Simplifying Algebraic Fractions:

• An algebraic fraction can be simplified by factoring the numerators and denominators and cancelling out common factors.

Multiplying Algebraic Fractions:

• When multiplying algebraic fractions, you simply multiply the numerators together and the denominators together.

Dividing Algebraic Fractions:

• To divide by an algebraic fraction, you multiply by its reciprocal (swap the numerator and the denominator).

• To add or subtract algebraic fractions, the fractions must have the same denominator.
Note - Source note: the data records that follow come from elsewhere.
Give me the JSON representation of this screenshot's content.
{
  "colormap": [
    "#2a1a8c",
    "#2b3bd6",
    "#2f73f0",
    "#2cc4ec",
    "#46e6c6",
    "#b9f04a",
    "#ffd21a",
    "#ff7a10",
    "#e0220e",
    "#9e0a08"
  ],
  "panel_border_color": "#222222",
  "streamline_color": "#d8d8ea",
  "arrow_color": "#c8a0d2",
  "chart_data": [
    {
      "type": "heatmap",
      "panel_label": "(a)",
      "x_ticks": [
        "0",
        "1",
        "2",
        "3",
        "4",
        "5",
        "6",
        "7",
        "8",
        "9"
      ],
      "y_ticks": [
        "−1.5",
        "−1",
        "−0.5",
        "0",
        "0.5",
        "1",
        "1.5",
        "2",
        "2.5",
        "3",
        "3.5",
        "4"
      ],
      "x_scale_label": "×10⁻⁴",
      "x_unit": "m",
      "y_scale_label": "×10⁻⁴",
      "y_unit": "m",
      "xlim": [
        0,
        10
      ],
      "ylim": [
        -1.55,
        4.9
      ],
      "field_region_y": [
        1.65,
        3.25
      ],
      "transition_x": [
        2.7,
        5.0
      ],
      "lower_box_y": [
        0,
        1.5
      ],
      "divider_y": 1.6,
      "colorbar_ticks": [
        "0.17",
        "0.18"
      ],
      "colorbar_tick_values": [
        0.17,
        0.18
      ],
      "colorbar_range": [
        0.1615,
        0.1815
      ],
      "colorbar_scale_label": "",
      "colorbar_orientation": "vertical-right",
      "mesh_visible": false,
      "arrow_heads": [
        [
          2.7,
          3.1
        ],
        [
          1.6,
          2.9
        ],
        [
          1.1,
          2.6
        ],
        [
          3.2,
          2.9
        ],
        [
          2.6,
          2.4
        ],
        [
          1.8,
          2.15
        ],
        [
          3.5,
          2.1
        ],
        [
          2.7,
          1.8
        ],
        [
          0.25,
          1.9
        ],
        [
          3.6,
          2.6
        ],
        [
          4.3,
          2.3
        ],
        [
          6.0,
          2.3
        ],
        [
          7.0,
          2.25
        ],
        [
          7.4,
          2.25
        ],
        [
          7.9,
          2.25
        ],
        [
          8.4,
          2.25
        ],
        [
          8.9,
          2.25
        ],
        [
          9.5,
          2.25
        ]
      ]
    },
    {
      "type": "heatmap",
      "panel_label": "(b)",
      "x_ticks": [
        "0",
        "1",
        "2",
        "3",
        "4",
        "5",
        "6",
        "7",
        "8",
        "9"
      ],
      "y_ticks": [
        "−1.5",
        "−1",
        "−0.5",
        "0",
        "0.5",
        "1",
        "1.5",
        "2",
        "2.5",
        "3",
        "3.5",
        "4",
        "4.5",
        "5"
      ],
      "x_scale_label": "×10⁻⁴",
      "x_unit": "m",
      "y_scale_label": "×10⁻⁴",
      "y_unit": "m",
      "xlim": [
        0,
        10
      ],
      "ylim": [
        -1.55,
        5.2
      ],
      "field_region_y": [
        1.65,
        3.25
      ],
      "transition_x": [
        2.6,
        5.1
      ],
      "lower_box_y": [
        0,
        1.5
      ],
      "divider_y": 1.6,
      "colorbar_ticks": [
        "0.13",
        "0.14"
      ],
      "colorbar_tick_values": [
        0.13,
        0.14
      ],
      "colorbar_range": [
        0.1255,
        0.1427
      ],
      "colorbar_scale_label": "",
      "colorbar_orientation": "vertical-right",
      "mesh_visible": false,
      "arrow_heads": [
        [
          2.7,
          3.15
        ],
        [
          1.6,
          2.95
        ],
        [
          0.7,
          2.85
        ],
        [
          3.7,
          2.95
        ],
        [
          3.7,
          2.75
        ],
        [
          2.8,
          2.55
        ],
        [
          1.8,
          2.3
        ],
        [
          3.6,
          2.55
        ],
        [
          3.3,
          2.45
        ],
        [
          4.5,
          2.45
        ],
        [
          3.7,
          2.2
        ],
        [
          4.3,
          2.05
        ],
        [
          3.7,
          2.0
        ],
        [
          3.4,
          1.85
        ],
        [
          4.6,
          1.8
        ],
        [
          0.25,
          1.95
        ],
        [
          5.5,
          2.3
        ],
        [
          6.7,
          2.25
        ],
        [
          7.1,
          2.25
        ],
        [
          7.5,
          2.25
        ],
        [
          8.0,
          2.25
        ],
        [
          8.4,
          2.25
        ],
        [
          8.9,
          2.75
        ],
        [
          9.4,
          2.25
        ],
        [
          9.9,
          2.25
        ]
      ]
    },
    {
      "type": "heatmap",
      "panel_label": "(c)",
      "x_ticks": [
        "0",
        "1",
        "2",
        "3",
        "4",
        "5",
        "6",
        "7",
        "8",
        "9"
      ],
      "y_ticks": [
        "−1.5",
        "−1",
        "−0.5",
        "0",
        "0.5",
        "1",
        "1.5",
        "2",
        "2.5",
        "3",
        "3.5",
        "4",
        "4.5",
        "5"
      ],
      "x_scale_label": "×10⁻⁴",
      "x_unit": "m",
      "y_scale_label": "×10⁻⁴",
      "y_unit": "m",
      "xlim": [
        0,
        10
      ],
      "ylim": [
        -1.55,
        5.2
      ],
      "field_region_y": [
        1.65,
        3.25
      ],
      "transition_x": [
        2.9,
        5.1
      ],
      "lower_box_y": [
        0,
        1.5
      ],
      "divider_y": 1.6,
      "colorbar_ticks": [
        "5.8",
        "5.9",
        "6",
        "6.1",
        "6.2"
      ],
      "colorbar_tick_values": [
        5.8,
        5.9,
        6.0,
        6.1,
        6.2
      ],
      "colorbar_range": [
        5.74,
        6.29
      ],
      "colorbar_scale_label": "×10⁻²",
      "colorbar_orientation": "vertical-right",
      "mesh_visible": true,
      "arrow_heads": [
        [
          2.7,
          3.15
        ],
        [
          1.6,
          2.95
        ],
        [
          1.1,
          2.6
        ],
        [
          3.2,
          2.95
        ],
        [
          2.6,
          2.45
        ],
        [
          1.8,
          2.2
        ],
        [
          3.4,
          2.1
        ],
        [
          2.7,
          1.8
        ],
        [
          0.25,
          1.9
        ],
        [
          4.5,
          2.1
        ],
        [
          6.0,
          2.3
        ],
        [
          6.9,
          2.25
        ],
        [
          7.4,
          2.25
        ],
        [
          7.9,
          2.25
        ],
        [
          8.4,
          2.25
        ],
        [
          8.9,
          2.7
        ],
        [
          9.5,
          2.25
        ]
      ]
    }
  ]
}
If they do not, you must find the least common denominator and adjust the fractions accordingly.

Using Algebraic Fractions in Equations:

• Algebraic fractions can be used in equations, just like numbers. You can solve these equations using similar methods to those used to solve standard linear or quadratic equations.
• The first step to solving an equation with algebraic fractions is to eliminate the fractions by multiplying through by a common multiple.

Roots of Algebraic Fractions:

• To find the roots of an algebraic fraction, set the numerator equal to zero and solve. These are the values for which the algebraic fraction is undefined.

Misconceptions and Problems:

• A common mistake is to cancel terms across adding or subtracting eg. (x+y)/y does not simplify to x. Only factors (terms separated by multiplying or dividing) can be cancelled.
• Care must be taken with negative signs. Remember, dividing or multiplying by a negative flips the sign of the inequality.
• Some fractions may seem to have a common denominator, but closer inspection reveals they do not. Always simplify each fraction independently before comparing denominators.